Les Corbelle étaient parents du comte de Guilleroy.

― Eh bien, dit la duchesse étonnée, et votre femme ?

― Un instant, un petit instant, demanda le comte. Il y a une surprise, elle va venir.

Quand Mme de Guilleroy, mariée depuis un mois, avait fait son entrée dans le monde, elle fut présentée à la duchesse de Mortemain, qui tout de suite l’aima, l’adopta, la patronna.

Depuis vingt ans, cette amitié ne s’était point démentie, et quand la duchesse disait « ma petite », on entendait encore en sa voix l’émotion de cette toquade subite et persistante. C’est chez elle qu’avait eu lieu la rencontre du peintre et de la comtesse.

Musadieu s’était approché, il demanda :

— La duchesse a-t-elle été voir l’exposition des Intempérants ?

— Non, qu’est-ce que c’est ?

— Un groupe d’artistes nouveaux, des impressionnistes à l’état d’ivresse.

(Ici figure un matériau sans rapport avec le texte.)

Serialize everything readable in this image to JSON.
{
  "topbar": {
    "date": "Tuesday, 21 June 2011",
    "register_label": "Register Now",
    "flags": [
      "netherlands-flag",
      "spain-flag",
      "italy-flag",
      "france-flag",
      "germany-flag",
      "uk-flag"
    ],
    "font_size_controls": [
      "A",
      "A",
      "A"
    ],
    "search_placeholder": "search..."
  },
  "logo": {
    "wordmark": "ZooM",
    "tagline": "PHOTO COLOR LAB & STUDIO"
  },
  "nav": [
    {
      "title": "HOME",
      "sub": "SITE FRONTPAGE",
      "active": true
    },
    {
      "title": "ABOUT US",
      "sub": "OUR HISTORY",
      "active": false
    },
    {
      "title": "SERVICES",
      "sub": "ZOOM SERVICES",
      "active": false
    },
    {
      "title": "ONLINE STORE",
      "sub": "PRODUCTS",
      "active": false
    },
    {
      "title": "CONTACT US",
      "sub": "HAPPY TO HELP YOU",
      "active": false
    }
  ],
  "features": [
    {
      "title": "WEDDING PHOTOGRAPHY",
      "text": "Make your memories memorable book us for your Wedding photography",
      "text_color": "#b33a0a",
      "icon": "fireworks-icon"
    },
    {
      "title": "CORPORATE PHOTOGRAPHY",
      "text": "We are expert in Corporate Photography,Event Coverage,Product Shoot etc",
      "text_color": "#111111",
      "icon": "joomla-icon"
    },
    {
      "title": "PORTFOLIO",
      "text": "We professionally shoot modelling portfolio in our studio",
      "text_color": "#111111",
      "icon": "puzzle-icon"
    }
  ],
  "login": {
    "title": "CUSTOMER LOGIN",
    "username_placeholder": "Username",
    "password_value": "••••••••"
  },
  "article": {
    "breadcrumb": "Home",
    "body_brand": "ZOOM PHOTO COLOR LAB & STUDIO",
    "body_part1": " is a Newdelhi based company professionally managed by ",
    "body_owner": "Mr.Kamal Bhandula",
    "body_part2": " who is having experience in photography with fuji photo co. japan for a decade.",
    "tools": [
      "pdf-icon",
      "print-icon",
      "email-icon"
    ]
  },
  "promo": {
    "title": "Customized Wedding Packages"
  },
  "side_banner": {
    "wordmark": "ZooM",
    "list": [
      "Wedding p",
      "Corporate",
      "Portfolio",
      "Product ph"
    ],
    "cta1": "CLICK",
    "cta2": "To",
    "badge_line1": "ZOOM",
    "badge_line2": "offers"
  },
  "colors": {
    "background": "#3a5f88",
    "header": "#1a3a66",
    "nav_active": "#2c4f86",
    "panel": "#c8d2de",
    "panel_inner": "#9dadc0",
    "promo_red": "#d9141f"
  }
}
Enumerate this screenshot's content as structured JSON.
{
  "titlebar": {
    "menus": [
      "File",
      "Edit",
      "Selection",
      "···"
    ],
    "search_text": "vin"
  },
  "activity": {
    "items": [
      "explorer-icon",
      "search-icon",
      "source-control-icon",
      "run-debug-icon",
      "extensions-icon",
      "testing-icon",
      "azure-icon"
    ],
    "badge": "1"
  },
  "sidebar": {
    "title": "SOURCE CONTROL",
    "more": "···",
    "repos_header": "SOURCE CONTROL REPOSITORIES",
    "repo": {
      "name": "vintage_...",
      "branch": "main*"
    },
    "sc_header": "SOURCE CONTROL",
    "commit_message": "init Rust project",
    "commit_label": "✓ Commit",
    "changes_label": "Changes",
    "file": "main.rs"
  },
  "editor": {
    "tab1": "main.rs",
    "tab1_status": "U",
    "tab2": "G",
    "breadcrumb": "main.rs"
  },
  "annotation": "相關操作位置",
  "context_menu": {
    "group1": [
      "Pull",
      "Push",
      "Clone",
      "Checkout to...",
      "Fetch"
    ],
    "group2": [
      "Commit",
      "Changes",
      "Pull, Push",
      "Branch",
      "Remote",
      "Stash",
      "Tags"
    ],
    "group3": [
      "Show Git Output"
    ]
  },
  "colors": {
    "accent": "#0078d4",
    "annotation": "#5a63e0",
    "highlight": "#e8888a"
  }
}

Il y en a deux très forts.

La grande dame murmura avec dédain :

— Je n’aime pas les plaisanteries de ces messieurs.

Autoritaire, brusque, n’admettant guère d’autre opinion que la sienne, fondant la sienne uniquement sur la conscience de sa situation sociale, considérant, sans bien s’en rendre compte, les artistes et les savants comme des mercenaires intelligents chargés par Dieu d’amuser les gens du monde ou de leur rendre des services, elle ne donnait d’autre base à ses jugements que le degré d’étonnement et de plaisir irraisonné que lui procurait la vue d’une chose, la lecture d’un livre ou le récit d’une découverte.